Could you tell more about the transport system?

We modified some ambulances in order to create enough space for an accompanying person - a doctor – who could monitor and eventually ventilate the patient.

And that was new?

It was new that a doctor was accompanying the patient. I can remember quite well how it came to it. At that time, a patient [a 7-year-old boy] was transported by ambulance from Hornbæk to us. I brought an oxygen bottle and a face mask and waited in the courtyard for him. The ambulance finally arrived and we opened the doors just to realize that the patient had already ceased breathing. The boy was laying there alone with his mother in the

ambulance. I rushed to intubate and ventilate him and finally he got saved in the last minute. But then I asked myself: "Why was it not done before leaving Hornbæk?". That’s how it started, from that moment on during the ambulance service the patient was always accompanied by a Blegdam physician.

You also instructed countless medical students to ventilate in a very short time frame. How did you manage this?

It was simply necessary and there were not enough physicians with these skills.

Who advised the students in the ventilation techniques?

We decided by mutual agreement. We actually had no time for formal teaching methods. All this came later

The student organization of that time still exists today. I myself have been spending several nights with patients in intensive care.

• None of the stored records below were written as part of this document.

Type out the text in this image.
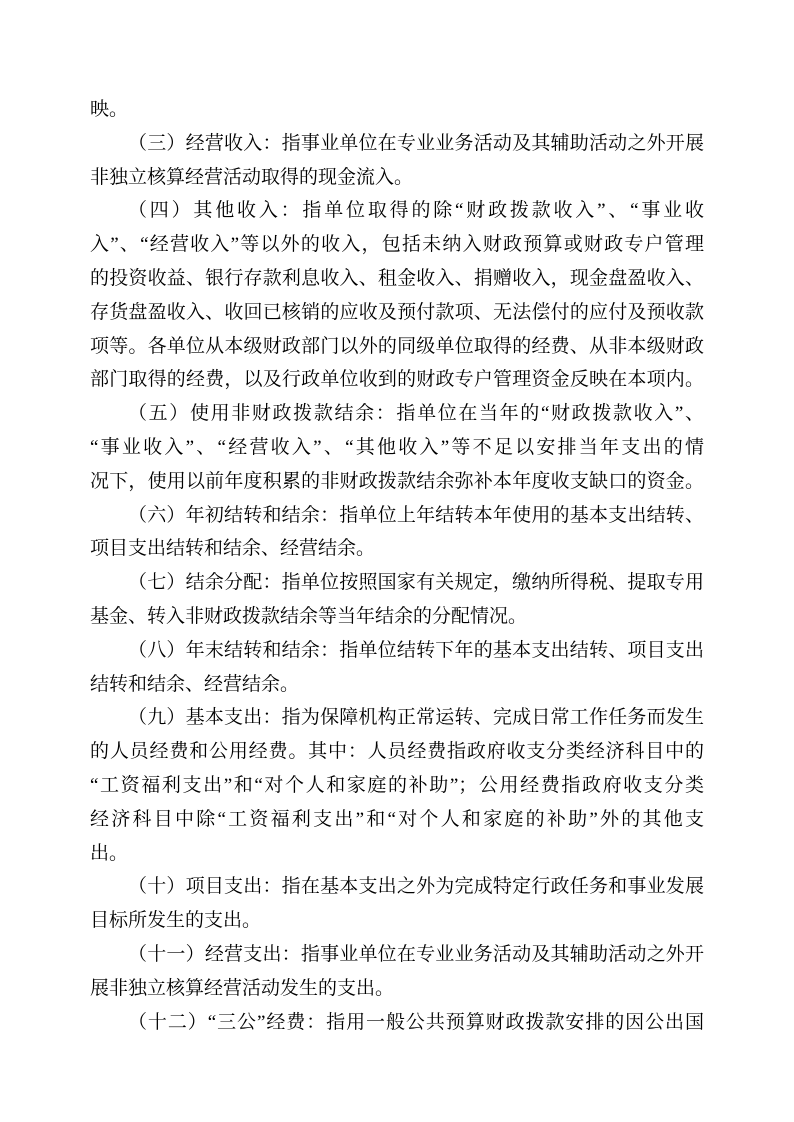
映。
（三）经营收入：指事业单位在专业业务活动及其辅助活动之外开展
非独立核算经营活动取得的现金流入。
（四）其他收入：指单位取得的除“财政拨款收入”、“事业收
入”、“经营收入”等以外的收入，包括未纳入财政预算或财政专户管理
的投资收益、银行存款利息收入、租金收入、捐赠收入，现金盘盈收入、
存货盘盈收入、收回已核销的应收及预付款项、无法偿付的应付及预收款
项等。各单位从本级财政部门以外的同级单位取得的经费、从非本级财政
部门取得的经费，以及行政单位收到的财政专户管理资金反映在本项内。
（五）使用非财政拨款结余：指单位在当年的“财政拨款收入”、
“事业收入”、“经营收入”、“其他收入”等不足以安排当年支出的情
况下，使用以前年度积累的非财政拨款结余弥补本年度收支缺口的资金。
（六）年初结转和结余：指单位上年结转本年使用的基本支出结转、
项目支出结转和结余、经营结余。
（七）结余分配：指单位按照国家有关规定，缴纳所得税、提取专用
基金、转入非财政拨款结余等当年结余的分配情况。
（八）年末结转和结余：指单位结转下年的基本支出结转、项目支出
结转和结余、经营结余。
（九）基本支出：指为保障机构正常运转、完成日常工作任务而发生
的人员经费和公用经费。其中：人员经费指政府收支分类经济科目中的
“工资福利支出”和“对个人和家庭的补助”；公用经费指政府收支分类
经济科目中除“工资福利支出”和“对个人和家庭的补助”外的其他支
出。
（十）项目支出：指在基本支出之外为完成特定行政任务和事业发展
目标所发生的支出。
（十一）经营支出：指事业单位在专业业务活动及其辅助活动之外开
展非独立核算经营活动发生的支出。
（十二）“三公”经费：指用一般公共预算财政拨款安排的因公出国
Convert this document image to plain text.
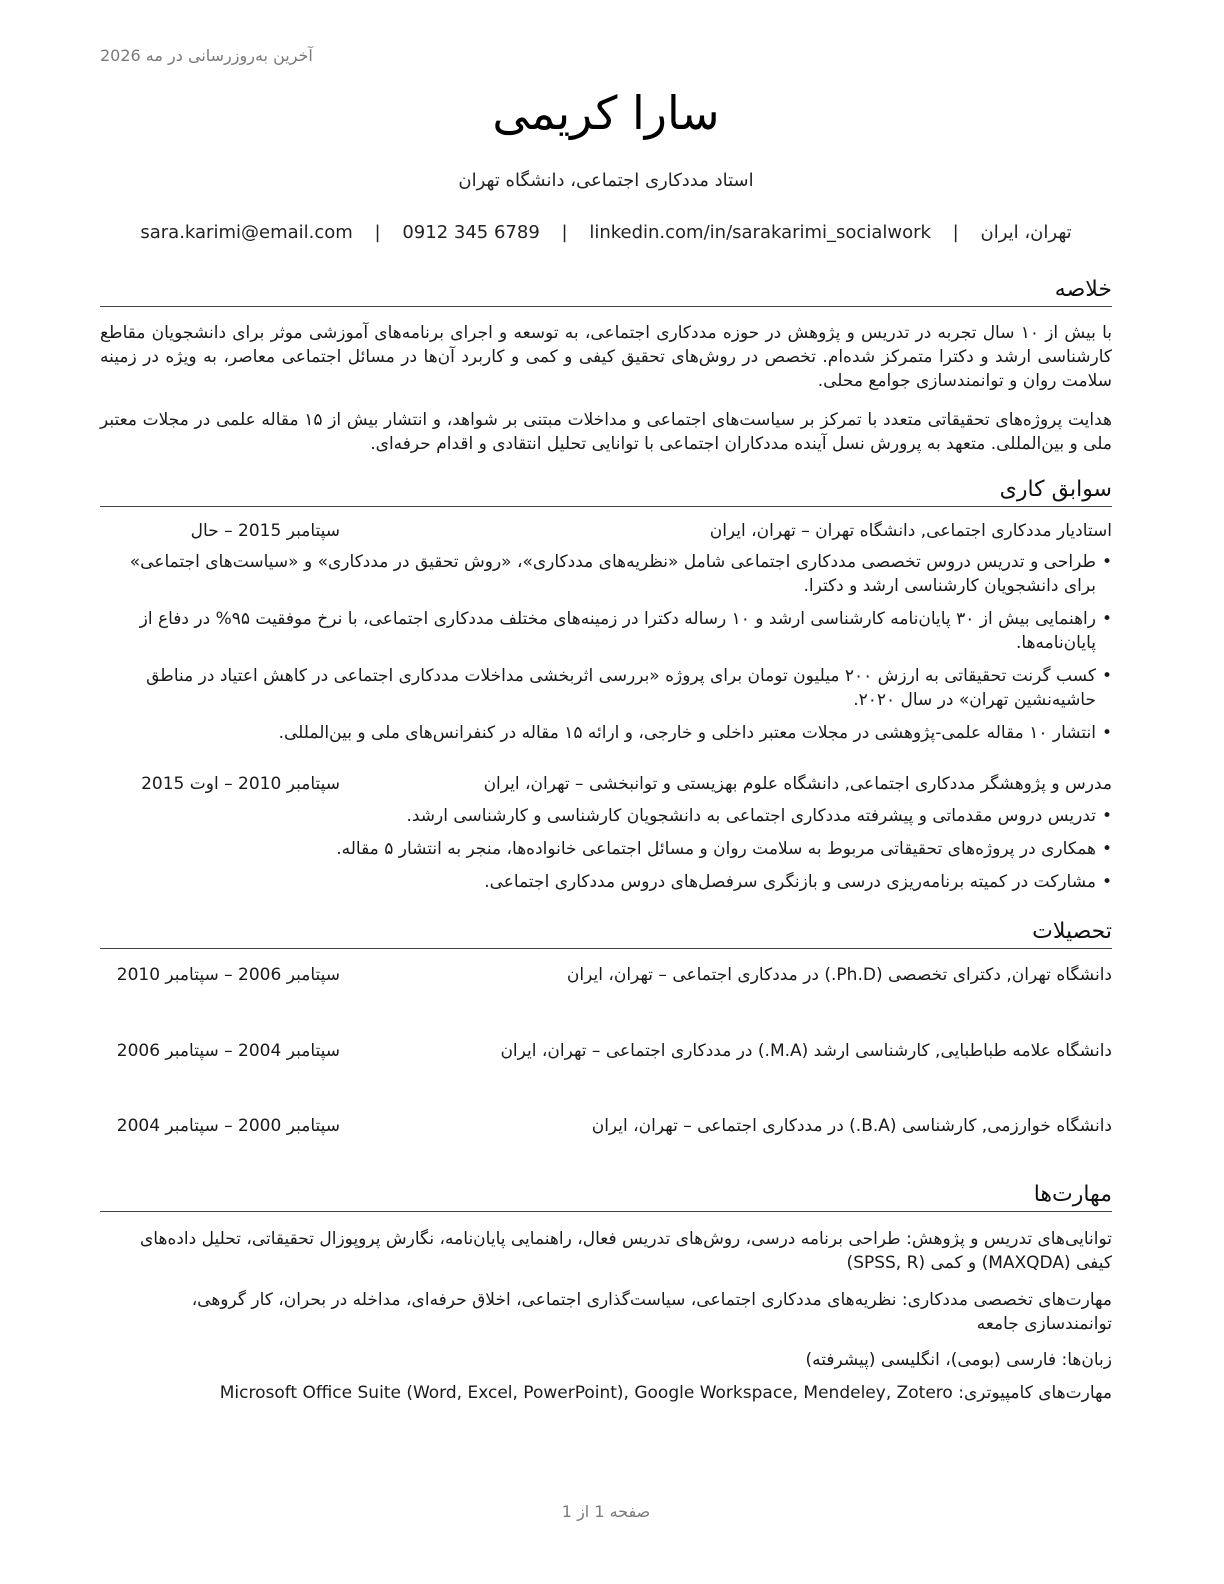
آخرین به‌روزرسانی در مه 2026
سارا کریمی
استاد مددکاری اجتماعی، دانشگاه تهران
تهران، ایران | sara.karimi@email.com | 0912 345 6789 | linkedin.com/in/sarakarimi_socialwork
خلاصه
با بیش از ۱۰ سال تجربه در تدریس و پژوهش در حوزه مددکاری اجتماعی، به توسعه و اجرای برنامه‌های آموزشی موثر برای دانشجویان مقاطع کارشناسی ارشد و دکترا متمرکز شده‌ام. تخصص در روش‌های تحقیق کیفی و کمی و کاربرد آن‌ها در مسائل اجتماعی معاصر، به ویژه در زمینه سلامت روان و توانمندسازی جوامع محلی.
هدایت پروژه‌های تحقیقاتی متعدد با تمرکز بر سیاست‌های اجتماعی و مداخلات مبتنی بر شواهد، و انتشار بیش از ۱۵ مقاله علمی در مجلات معتبر ملی و بین‌المللی. متعهد به پرورش نسل آینده مددکاران اجتماعی با توانایی تحلیل انتقادی و اقدام حرفه‌ای.
سوابق کاری
استادیار مددکاری اجتماعی, دانشگاه تهران – تهران، ایران
سپتامبر 2015 – حال
• طراحی و تدریس دروس تخصصی مددکاری اجتماعی شامل «نظریه‌های مددکاری»، «روش تحقیق در مددکاری» و «سیاست‌های اجتماعی» برای دانشجویان کارشناسی ارشد و دکترا.
• راهنمایی بیش از ۳۰ پایان‌نامه کارشناسی ارشد و ۱۰ رساله دکترا در زمینه‌های مختلف مددکاری اجتماعی، با نرخ موفقیت ۹۵% در دفاع از پایان‌نامه‌ها.
• کسب گرنت تحقیقاتی به ارزش ۲۰۰ میلیون تومان برای پروژه «بررسی اثربخشی مداخلات مددکاری اجتماعی در کاهش اعتیاد در مناطق حاشیه‌نشین تهران» در سال ۲۰۲۰.
• انتشار ۱۰ مقاله علمی-پژوهشی در مجلات معتبر داخلی و خارجی، و ارائه ۱۵ مقاله در کنفرانس‌های ملی و بین‌المللی.
مدرس و پژوهشگر مددکاری اجتماعی, دانشگاه علوم بهزیستی و توانبخشی – تهران، ایران
سپتامبر 2010 – اوت 2015
• تدریس دروس مقدماتی و پیشرفته مددکاری اجتماعی به دانشجویان کارشناسی و کارشناسی ارشد.
• همکاری در پروژه‌های تحقیقاتی مربوط به سلامت روان و مسائل اجتماعی خانواده‌ها، منجر به انتشار ۵ مقاله.
• مشارکت در کمیته برنامه‌ریزی درسی و بازنگری سرفصل‌های دروس مددکاری اجتماعی.
تحصیلات
دانشگاه تهران, دکترای تخصصی (Ph.D.) در مددکاری اجتماعی – تهران، ایران
سپتامبر 2006 – سپتامبر 2010
دانشگاه علامه طباطبایی, کارشناسی ارشد (M.A.) در مددکاری اجتماعی – تهران، ایران
سپتامبر 2004 – سپتامبر 2006
دانشگاه خوارزمی, کارشناسی (B.A.) در مددکاری اجتماعی – تهران، ایران
سپتامبر 2000 – سپتامبر 2004
مهارت‌ها
توانایی‌های تدریس و پژوهش: طراحی برنامه درسی، روش‌های تدریس فعال، راهنمایی پایان‌نامه، نگارش پروپوزال تحقیقاتی، تحلیل داده‌های کیفی (MAXQDA) و کمی (SPSS, R)
مهارت‌های تخصصی مددکاری: نظریه‌های مددکاری اجتماعی، سیاست‌گذاری اجتماعی، اخلاق حرفه‌ای، مداخله در بحران، کار گروهی، توانمندسازی جامعه
زبان‌ها: فارسی (بومی)، انگلیسی (پیشرفته)
مهارت‌های کامپیوتری: Microsoft Office Suite (Word, Excel, PowerPoint), Google Workspace, Mendeley, Zotero
صفحه 1 از 1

I think we have now discussed the main issues. What was dramatic was when I administrated 100mg Phenobarbital to a dying patient, I manage to ventilate her and eventually saved her.

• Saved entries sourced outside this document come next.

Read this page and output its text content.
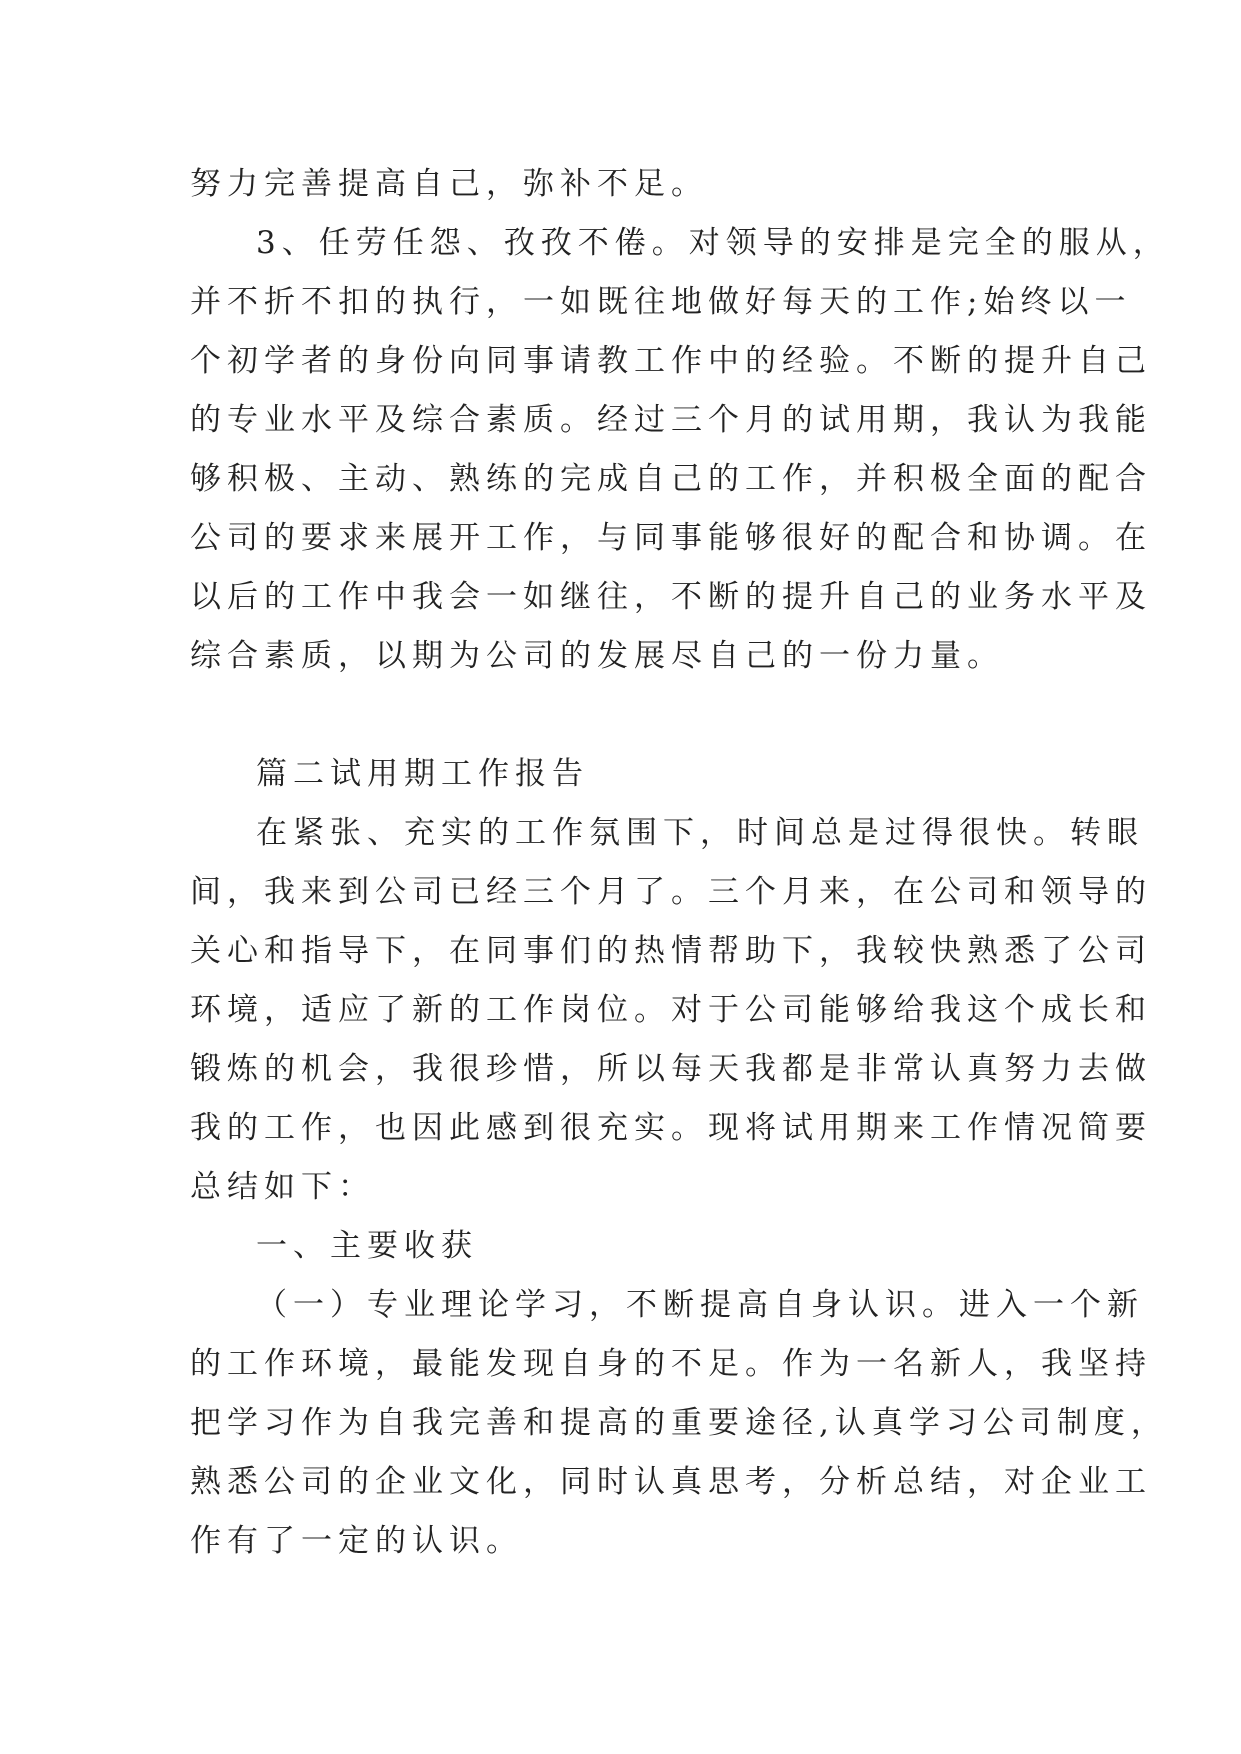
努力完善提高自己，弥补不足。

3、任劳任怨、孜孜不倦。对领导的安排是完全的服从，

并不折不扣的执行，一如既往地做好每天的工作;始终以一

个初学者的身份向同事请教工作中的经验。不断的提升自己

的专业水平及综合素质。经过三个月的试用期，我认为我能

够积极、主动、熟练的完成自己的工作，并积极全面的配合

公司的要求来展开工作，与同事能够很好的配合和协调。在

以后的工作中我会一如继往，不断的提升自己的业务水平及

综合素质，以期为公司的发展尽自己的一份力量。

篇二试用期工作报告

在紧张、充实的工作氛围下，时间总是过得很快。转眼

间，我来到公司已经三个月了。三个月来，在公司和领导的

关心和指导下，在同事们的热情帮助下，我较快熟悉了公司

环境，适应了新的工作岗位。对于公司能够给我这个成长和

锻炼的机会，我很珍惜，所以每天我都是非常认真努力去做

我的工作，也因此感到很充实。现将试用期来工作情况简要

总结如下：

一、主要收获

（一）专业理论学习，不断提高自身认识。进入一个新

的工作环境，最能发现自身的不足。作为一名新人，我坚持

把学习作为自我完善和提高的重要途径,认真学习公司制度，

熟悉公司的企业文化，同时认真思考，分析总结，对企业工

作有了一定的认识。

Later, you were interested in intensive therapy, shock treatment, fluid therapy?

Shock treatment. I have written an extensive book about shock. I found the subject very interesting.

Why?

Well because I could contribute to enhance the treatment. Originally, the treatment theory was that if a disease was causing low blood pressure, the blood pressure had to be raised. That was the old shock treatment. I realized that I had to focus my interest on the blood flow. So I developed a treatment in which the blood got diluted in order to increase the blood flow. As a basis for my treatment, I used to measure the skin temperature, you should maintain the treatment until the big toe was warm again. And that was actually it: you had to perform a treatment, which was focussing on the enlargement and filling of the vessels. This led to increase the blood flow which could be was determined by a temperature increase: If the feet were warm; the patient was no staying under shock any longer.

It just sounds so simple and logical. Today we have so many advanced methods that sometimes you forget the big toe touch, in order to examine how the patient is doing.

Yes, that was my method. I can not avoid feeling myself sometimes surprised about all the things I have found out.

That is certainly a great personal satisfaction, to have contributed so much.

Well, one has to remain prudent enough not to turn it into complacency.

Did you have connections with Germany in your career?

No, I have no memory of it. Maybe there was one or two Germans in my trainings. But I do not know with certainty.

Do you remember what sort of diseases you got confronted with at your intensive care unit in the first few years?

Mostly there were patients with respiratory complaints. And actually, it does not matter what is the source of the patient’s gasping. You simply have to bring his breathing back in order.

Thank you very much for the interview.